This post was written by Brendan Bachmann, a visiting library science student from RMIT University in Melbourne, Australia.
Horoscopes have long been popular with those hoping for a glimpse of their future. Indeed, some individuals have made a business of the mystical, profiting from people’s curiosity of the unknown. A horoscope pamphlet that has recently come into our collection is the product of one such astute businessman, Rajah Raboid. Born Maurice P. Kitchen in 1896, Rajah was a mentalist, magician, and all-round purveyor of the mystical arts.
According to the book, The Mind Readers: Masters of Deception, Raboid started his career as “Ray Boyd,” a carnival magician. During this time, he observed mentalists doing their acts and decided he could perform them better. He changed his name shortly afterwards and began his career in mentalism, becoming a “mind-reader from East India,” despite having been born in New Orleans. He started a radio show using Mexican radio to avoid any legal problems that might result. Listeners sent money and questions for him to answer, and the program became so successful he allegedly made $66,000 in a single week. However, radio was not his only domain. He regularly sold out shows in New York City and elsewhere, held readings and performances, and received money from book sales and endorsements in businesses, fully capitalizing on his popularity.

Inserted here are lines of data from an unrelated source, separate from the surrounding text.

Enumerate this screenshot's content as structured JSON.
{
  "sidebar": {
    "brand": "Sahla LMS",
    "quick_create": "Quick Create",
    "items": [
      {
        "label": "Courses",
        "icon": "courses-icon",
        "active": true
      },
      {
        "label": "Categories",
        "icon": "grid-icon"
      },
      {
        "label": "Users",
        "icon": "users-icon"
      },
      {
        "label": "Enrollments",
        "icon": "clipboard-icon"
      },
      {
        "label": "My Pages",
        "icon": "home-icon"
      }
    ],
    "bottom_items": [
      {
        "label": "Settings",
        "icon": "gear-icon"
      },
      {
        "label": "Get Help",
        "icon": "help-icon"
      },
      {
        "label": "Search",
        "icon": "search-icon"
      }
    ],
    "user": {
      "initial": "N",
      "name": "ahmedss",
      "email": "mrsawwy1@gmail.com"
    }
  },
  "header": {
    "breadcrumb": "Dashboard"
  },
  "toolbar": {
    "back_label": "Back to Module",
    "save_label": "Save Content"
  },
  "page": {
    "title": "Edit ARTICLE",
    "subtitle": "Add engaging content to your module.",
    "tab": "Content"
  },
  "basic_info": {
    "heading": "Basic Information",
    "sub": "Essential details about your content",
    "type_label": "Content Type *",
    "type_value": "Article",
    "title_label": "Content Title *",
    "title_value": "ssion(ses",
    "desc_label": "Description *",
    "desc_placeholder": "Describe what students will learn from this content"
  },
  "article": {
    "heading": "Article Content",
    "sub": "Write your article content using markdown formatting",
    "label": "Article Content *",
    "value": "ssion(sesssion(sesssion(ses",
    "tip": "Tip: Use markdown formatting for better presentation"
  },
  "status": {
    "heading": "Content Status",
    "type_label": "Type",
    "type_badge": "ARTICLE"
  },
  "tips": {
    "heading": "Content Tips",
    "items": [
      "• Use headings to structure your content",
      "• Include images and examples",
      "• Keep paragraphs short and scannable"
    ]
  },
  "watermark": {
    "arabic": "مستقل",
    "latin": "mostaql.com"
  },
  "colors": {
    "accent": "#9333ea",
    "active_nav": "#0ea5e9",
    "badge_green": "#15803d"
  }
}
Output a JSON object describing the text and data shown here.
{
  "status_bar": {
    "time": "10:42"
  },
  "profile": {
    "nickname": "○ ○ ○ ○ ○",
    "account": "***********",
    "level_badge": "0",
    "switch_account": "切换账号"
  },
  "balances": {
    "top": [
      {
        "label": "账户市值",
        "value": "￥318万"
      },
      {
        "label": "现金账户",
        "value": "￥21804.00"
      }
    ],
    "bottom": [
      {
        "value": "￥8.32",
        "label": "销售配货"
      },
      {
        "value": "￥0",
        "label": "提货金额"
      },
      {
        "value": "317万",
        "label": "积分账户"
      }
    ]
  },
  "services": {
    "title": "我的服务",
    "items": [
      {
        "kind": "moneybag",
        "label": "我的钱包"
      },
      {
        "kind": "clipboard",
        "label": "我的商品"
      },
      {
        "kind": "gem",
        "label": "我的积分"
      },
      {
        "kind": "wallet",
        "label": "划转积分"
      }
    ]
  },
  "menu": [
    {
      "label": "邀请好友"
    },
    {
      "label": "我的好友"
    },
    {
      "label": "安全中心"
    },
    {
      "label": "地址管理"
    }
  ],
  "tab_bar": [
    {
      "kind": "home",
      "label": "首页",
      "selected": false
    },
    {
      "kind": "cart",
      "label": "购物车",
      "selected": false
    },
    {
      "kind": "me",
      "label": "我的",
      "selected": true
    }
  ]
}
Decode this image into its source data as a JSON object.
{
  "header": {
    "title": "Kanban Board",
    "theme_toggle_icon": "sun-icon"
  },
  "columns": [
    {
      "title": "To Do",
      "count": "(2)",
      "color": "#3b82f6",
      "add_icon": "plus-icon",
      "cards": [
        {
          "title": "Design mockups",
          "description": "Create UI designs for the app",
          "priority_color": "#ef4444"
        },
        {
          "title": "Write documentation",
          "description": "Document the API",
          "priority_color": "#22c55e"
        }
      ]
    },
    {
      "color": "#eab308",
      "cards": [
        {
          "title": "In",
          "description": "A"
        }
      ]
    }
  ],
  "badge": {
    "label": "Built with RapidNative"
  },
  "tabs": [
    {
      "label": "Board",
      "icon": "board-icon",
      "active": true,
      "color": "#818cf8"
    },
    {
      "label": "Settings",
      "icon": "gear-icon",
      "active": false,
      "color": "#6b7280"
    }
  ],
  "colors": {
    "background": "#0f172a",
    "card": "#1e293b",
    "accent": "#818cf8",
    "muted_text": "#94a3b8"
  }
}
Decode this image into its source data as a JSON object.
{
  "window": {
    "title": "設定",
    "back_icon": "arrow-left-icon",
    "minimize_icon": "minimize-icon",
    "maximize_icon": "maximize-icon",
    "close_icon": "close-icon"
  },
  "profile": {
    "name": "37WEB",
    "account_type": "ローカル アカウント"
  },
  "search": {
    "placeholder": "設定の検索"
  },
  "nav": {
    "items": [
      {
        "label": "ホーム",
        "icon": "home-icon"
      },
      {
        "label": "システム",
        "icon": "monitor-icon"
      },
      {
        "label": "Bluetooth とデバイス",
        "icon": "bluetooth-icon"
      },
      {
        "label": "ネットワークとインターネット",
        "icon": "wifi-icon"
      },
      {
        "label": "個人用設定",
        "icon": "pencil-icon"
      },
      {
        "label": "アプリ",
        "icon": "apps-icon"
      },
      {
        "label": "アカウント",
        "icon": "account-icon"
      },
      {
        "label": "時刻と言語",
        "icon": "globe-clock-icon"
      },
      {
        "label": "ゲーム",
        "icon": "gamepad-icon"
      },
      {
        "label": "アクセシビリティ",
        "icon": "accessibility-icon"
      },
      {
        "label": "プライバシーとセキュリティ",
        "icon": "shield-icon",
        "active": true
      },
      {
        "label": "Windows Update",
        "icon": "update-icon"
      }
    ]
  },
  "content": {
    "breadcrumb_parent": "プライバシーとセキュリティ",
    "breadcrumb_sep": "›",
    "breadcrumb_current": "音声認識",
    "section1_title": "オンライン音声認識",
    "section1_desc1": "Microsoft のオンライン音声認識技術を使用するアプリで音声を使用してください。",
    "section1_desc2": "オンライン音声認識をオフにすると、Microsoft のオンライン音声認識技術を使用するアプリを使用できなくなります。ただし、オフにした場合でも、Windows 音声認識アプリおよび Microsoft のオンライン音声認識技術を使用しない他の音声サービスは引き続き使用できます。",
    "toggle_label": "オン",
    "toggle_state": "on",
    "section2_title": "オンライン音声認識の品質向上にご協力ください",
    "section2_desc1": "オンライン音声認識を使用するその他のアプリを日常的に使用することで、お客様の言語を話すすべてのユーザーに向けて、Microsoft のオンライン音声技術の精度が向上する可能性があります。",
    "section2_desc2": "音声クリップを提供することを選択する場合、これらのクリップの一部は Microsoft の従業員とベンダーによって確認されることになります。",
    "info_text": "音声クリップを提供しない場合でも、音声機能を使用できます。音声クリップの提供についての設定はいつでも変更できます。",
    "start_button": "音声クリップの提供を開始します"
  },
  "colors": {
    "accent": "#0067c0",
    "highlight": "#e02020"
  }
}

The Book of Mystery pamphlet in our collection cost $1 at the time of publication, likely in the late 1920s or early 1930s, and claims to contain “the readings of your life from the cradle to the grave.” The horoscopes themselves use slightly different language from today, but the highly ambiguous nature of their advice is definitely familiar. For my sign, Virgo, some observations include “your greatest faults are worry, anxiety, fretting and impatience,” “you are now watched by a person that has the power to do you a great favor or much evil,” and “there is a change of residence for you in the coming year, also an increase in money over the present income.” I certainly hope that the last one is true! Rajah Raboid’s business acumen is immediately evident in this pamphlet. Every horoscope ends by advising the reader to turn to page one if they want to learn more about their future, where a crystal gazing ball is advertised for the price of $10. Also advertised are palm reading charts and the “Great Isis Lucky Stone,” both with extravagant promises of their power to bring good fortune.
Rajah Raboid became quite wealthy as a result of his popularity, buying a mansion and even a church in Miami Beach, Florida. He also seemingly got into property development, selling a new hotel and villas in the region in later years. He died of cancer at his home in 1962.